On the literal flip side, sorcery Shatterskull Smashing can deal out some truly skull shattering damage — if you have the mana to pay for it. While playing this sorcery demands a minimum of three mana, including at least two Red, Shatterskull Smashing grows significantly stronger if you decide to use more.
This is thanks to the card’s ability: “Shatterskull Smashing deals X damage divided as you choose among up to two target creatures and/or planeswalkers. If X is 6 or more, Shatterskull Smashing deals twice X damage divided as you choose among them instead.”
So, for example, you could play Shatterskull Smashing using five additional mana on top of the two mandatory Red. This would allow you to deal five damage split up however you’d like between up to two of your opponent’s creatures. You could deal three damage to one and two to another, or four and one, or just spend all five in one place.
But if you were to cast Shatterskull Smashing using six additional mana instead, paying a total of eight, your allocatable damage output would double to 12. This should be more than enough to kill a pair of particularly beefy creatures — or one hulking behemoth.

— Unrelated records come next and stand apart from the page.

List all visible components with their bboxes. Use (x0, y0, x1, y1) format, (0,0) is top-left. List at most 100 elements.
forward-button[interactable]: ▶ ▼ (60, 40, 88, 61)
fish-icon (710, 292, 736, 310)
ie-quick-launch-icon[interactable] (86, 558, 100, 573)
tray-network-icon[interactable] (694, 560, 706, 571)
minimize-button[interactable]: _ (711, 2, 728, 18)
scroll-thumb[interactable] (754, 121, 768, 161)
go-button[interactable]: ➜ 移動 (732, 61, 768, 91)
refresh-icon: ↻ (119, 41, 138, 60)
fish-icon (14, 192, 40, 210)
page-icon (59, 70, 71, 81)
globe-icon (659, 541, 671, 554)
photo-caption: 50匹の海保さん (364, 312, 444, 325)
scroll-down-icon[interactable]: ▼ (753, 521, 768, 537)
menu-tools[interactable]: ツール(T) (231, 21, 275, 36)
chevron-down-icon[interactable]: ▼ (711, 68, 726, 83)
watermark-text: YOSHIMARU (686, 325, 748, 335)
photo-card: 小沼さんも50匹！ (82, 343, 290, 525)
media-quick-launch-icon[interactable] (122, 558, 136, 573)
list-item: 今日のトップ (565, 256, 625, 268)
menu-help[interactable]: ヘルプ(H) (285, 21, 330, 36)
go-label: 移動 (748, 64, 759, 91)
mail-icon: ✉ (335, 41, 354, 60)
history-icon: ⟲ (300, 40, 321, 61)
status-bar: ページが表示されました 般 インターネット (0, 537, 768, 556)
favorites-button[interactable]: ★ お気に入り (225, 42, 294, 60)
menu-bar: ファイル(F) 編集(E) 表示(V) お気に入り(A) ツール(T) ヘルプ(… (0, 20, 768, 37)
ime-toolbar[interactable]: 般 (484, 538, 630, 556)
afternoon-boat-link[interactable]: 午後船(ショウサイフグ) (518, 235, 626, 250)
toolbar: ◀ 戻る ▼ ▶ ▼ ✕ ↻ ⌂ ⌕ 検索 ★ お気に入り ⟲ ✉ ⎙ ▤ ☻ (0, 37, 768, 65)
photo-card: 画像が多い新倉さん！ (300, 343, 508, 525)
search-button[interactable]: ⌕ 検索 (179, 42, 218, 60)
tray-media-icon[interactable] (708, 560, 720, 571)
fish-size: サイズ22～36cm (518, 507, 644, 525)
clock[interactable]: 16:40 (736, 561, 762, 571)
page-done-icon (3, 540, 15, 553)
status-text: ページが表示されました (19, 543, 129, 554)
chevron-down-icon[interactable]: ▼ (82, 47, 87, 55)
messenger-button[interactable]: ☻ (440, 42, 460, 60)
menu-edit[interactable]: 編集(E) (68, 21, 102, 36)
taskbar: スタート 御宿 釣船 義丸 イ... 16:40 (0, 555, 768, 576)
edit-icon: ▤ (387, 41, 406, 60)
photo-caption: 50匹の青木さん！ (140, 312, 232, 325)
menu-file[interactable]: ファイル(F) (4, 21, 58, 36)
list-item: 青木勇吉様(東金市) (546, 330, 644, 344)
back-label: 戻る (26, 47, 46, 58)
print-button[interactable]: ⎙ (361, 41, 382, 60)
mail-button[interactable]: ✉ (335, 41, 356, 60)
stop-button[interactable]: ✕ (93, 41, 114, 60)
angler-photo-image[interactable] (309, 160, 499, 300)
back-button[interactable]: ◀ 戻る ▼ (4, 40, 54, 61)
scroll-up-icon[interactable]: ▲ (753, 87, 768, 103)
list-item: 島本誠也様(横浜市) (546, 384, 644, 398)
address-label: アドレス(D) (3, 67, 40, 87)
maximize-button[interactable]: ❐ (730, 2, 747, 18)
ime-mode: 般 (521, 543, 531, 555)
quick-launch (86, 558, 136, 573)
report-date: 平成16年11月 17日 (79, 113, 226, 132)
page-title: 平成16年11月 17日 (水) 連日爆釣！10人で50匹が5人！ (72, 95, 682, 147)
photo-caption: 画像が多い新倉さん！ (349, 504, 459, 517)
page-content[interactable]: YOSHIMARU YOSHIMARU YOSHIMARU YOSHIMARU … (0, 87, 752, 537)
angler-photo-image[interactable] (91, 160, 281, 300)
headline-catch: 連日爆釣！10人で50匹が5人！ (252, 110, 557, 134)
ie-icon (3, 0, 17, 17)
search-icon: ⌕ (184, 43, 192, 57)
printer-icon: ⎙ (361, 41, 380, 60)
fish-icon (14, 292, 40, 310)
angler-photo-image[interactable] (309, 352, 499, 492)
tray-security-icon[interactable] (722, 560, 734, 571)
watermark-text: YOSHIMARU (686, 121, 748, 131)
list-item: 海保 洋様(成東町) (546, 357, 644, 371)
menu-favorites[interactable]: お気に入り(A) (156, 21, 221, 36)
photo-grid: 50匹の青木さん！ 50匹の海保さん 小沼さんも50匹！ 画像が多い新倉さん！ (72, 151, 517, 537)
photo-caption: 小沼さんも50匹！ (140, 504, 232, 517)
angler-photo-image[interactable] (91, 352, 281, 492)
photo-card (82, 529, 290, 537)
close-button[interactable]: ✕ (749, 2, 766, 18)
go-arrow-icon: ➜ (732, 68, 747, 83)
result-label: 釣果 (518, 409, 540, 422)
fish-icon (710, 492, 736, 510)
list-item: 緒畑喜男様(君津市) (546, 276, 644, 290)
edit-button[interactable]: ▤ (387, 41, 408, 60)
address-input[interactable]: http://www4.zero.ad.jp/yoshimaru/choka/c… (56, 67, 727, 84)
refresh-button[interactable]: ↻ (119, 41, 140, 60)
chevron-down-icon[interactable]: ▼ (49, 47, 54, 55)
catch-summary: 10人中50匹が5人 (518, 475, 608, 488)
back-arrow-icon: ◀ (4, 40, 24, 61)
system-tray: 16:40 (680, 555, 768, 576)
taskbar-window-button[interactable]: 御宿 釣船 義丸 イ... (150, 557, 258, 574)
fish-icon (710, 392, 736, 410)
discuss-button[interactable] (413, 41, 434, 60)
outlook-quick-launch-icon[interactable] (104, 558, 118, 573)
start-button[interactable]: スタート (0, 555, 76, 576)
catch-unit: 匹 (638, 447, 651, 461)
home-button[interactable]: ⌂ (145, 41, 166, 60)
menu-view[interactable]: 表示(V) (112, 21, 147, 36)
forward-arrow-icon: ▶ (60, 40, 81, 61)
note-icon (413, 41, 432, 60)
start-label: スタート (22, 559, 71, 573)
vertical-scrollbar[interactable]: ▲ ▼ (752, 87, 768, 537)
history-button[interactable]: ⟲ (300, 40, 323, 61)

“If you ever get to use the ‘X being 6 or more’ mode of this card, you’ll be killing some gigantic creatures. I can’t see you losing those games,” said Mines. “Rest assured once this card is cast, it will end a lot of games in quick fashion.”
While both of the card’s sides have their benefits, Shatterskull, the Hammer Pass / Shatterskull Smashing’s true power is in its versatility. If you get it early and need some mana, Shatterskull, the Hammer Pass will give some to you. If it’s later in the game and your opponent has established a defence, Shatterskull Smashing can help you come in like a wrecking ball. How you play this card all depends upon what you need when you draw it.
“The ability to have your card never be ‘dead’ in your hand massively adds to a card’s quality by always giving you a mode you can use,” said Mines. “Shatterskull Smashing / Shatterskull, the Hammer Pass lets us have a very powerful later game spell while also being able to make our land drops in the early game.”
This is particularly significant when building an aggressive Red deck, since they often contain as few land cards as a player thinks they can get away with. Red decks rely on keeping constant pressure on your opponents, so drawing too many lands can give them time to regroup and overpower you.
“So a Red deck that might normally need to play 20 [basic land cards] could potentially add 4 [Shatterskull Smashing / Shatterskull, the Hammer Passes] to their deck and only need to play 16,” said Mines.
Fitting with Zendikar Rising’s land theme, Magic: The Gathering head designer Mark Rosewater told Mashable that all of the set’s modular double-faced cards have a land on at least one side of them.
“Zendikar Rising has MDFCs that are also a creature, another land, an instant, or a sorcery,” said Rosewater via email. Further card type combinations will be revealed in the next two premier sets, Kaldheim and Strixhaven, which will include modular double-faced cards as well.
“We designed [modular] double-faced cards way back in [2011’s] original Innistrad when we first created the transforming double-faced cards and I’ve been waiting for the right place to finally make use of them,” said Rosewater. “I’m really excited that MDFCs finally have their day and I can’t wait to see the players’ reactions to it.”
Magic: The Gathering‘s Zendikar Rising set will be released on September 25.